I don’t want to come off like some sort of “Carpe Diem” t-shirt (my art teacher in high school wore that and honestly I think I have purposefully wasted tons of days just out of spite), but I got so afraid of the defeat and anguish of having a 100k word work of fiction that sucks, that I forgot that the writer I was when I finished that piece of crap was one hundred times better as a writer than he was when he started. I could have never made that first novel a good novel, I just didn’t have enough work under my belt. It was hubris writ large, but ballsy if I might say so myself, and I am and will always be a novelist (unpublished but I could give a shit). I kept putting off starting the work with proxy work and preparation. I wanted the novel to write itself when I finally got going, but that is total bullshit, because if it writes itself then I don’t get to have any fun. I love writing. I enjoy the hell out of it, but the fun part isn’t the finishing of the story, it’s the creation. I am not afraid of parasites now, because I own several microscopes, boxes of lab quality neoprene gloves a first rate surgical set and a mad scientists willingness to extract things from my body so I can look at them. The fun of parasites, is taking them out.
I usually have pictures of my afflictions, but I will spare you those. Instead here is my new friend Patrick and myself at the Temple of the Wind. I’m the one sweating out one of the worst hangovers I have ever suffered. Luckily I discovered the “Temple of the Rural Mexican Pharmacy” nearby.
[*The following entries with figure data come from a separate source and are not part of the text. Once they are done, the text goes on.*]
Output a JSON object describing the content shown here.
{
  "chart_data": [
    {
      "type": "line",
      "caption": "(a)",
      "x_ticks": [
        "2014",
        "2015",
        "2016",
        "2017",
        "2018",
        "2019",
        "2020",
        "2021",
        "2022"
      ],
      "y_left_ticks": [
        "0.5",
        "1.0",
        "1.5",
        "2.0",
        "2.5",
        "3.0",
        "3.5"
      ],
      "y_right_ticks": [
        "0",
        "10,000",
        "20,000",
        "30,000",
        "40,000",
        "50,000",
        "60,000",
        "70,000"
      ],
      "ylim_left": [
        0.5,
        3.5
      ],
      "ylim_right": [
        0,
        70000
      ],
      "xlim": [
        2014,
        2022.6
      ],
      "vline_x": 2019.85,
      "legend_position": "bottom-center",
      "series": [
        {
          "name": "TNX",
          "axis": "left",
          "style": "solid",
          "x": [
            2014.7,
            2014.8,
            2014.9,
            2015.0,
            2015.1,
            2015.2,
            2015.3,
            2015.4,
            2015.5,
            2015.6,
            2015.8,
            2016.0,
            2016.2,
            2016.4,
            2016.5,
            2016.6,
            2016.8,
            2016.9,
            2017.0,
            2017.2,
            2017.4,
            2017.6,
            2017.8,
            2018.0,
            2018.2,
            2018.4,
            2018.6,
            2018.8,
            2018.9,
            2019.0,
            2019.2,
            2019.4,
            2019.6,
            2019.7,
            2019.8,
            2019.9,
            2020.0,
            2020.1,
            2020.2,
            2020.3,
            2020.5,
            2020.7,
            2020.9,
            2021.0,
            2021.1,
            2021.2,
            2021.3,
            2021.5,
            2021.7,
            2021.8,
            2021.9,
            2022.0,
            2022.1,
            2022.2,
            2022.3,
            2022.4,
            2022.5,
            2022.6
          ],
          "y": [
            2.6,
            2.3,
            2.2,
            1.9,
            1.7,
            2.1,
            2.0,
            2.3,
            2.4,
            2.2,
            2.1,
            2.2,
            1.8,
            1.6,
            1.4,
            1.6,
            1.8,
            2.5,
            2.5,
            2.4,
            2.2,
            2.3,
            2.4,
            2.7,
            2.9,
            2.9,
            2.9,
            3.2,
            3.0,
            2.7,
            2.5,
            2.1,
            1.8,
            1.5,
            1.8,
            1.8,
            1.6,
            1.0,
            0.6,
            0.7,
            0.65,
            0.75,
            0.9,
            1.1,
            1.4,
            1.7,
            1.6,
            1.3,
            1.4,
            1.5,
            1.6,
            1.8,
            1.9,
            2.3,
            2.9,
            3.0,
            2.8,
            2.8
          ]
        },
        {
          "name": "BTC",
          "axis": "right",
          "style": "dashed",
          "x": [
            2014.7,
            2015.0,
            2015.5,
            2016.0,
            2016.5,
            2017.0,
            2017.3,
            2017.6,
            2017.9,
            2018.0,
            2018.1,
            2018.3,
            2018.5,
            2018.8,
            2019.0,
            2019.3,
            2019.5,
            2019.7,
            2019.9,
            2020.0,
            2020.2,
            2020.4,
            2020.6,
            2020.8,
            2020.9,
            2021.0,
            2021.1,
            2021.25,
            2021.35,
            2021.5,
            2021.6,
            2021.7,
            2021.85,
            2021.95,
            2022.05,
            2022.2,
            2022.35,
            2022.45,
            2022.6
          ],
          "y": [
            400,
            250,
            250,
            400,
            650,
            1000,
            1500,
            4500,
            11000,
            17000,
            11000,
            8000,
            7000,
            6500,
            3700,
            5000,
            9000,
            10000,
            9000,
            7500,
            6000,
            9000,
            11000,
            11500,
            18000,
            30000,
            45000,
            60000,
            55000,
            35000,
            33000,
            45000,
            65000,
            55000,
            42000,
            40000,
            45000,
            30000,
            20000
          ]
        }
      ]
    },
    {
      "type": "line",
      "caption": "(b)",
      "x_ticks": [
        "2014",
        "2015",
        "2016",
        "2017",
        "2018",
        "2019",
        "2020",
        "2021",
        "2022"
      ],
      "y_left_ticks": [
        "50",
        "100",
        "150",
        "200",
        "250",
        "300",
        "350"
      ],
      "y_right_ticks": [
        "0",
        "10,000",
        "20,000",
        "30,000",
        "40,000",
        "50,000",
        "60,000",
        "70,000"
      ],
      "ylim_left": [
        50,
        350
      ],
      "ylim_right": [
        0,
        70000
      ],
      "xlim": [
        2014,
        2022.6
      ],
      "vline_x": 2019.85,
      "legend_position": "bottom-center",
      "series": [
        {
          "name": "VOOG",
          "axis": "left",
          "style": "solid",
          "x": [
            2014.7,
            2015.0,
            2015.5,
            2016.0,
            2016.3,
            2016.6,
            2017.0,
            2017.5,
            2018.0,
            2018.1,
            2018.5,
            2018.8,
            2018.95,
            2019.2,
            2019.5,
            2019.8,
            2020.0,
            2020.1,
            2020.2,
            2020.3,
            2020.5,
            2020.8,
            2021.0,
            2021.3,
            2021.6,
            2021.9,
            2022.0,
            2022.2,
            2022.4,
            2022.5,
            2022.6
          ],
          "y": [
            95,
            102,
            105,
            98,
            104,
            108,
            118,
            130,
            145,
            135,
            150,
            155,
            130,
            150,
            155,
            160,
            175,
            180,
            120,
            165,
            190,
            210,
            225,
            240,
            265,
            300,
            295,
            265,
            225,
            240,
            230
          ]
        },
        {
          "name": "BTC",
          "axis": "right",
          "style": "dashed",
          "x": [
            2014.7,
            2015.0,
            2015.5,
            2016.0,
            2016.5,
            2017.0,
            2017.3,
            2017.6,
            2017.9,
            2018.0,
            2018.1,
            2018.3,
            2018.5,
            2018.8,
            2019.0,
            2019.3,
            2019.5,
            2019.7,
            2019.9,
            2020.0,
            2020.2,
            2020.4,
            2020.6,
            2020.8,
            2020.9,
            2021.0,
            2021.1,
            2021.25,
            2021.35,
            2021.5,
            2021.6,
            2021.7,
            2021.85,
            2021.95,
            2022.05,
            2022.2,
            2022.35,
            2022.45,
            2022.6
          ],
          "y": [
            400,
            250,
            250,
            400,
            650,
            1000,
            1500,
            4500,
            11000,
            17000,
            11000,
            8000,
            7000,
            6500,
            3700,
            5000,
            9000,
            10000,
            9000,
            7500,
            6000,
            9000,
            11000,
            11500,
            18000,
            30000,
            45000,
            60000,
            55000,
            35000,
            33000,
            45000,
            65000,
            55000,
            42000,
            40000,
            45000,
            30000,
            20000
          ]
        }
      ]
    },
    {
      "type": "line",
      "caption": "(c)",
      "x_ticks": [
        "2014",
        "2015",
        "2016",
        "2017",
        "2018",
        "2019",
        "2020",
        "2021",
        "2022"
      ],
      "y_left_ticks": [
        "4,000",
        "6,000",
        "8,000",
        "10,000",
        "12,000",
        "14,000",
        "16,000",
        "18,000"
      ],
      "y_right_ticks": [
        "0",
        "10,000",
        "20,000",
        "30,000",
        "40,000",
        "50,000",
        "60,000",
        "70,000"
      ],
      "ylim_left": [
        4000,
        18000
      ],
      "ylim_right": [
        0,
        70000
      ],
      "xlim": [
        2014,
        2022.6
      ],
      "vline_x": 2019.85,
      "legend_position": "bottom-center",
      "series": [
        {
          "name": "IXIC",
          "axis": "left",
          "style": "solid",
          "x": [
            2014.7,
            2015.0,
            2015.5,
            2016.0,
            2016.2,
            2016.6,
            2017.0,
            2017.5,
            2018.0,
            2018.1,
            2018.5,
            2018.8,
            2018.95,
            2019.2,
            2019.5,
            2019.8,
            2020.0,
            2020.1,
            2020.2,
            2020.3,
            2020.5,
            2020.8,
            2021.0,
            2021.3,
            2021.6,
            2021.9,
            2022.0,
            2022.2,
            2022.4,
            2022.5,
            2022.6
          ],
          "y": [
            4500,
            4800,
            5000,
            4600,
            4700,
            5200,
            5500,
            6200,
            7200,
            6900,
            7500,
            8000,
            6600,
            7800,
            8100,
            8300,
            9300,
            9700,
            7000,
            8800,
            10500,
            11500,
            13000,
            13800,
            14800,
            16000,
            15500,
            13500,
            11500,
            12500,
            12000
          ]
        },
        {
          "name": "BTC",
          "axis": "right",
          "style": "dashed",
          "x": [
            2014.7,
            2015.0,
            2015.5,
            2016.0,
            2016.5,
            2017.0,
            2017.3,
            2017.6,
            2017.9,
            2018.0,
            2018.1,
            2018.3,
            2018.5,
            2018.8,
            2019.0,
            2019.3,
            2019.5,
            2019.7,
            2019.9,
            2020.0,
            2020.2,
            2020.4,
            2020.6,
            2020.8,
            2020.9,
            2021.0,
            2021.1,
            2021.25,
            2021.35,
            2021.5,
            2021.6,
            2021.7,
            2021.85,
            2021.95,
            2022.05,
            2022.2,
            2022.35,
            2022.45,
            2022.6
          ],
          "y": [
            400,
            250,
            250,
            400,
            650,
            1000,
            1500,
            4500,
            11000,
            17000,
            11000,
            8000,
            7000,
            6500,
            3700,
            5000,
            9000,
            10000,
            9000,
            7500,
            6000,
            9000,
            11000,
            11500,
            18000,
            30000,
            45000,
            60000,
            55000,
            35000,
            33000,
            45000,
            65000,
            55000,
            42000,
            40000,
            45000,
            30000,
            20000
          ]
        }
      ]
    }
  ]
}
Okay, one picture of my Parasites. This is two days worth I think:
Naw, just kidding, these are lo mien noodles. I think showing pictures of my own poo would be just too low class.
That is your Science of Fiction for today. Forgive the delays please. I’ve been sick and I had to read “A Dance With Dragons” because I was waiting for more than half a decade for it to come out. Next up: Card Board Cut Out Fiction and the art of over-splainin where I will share some of the thoughts bandied back and forth between me and Slater, and later on I throw poo at my favorite (famous) writer.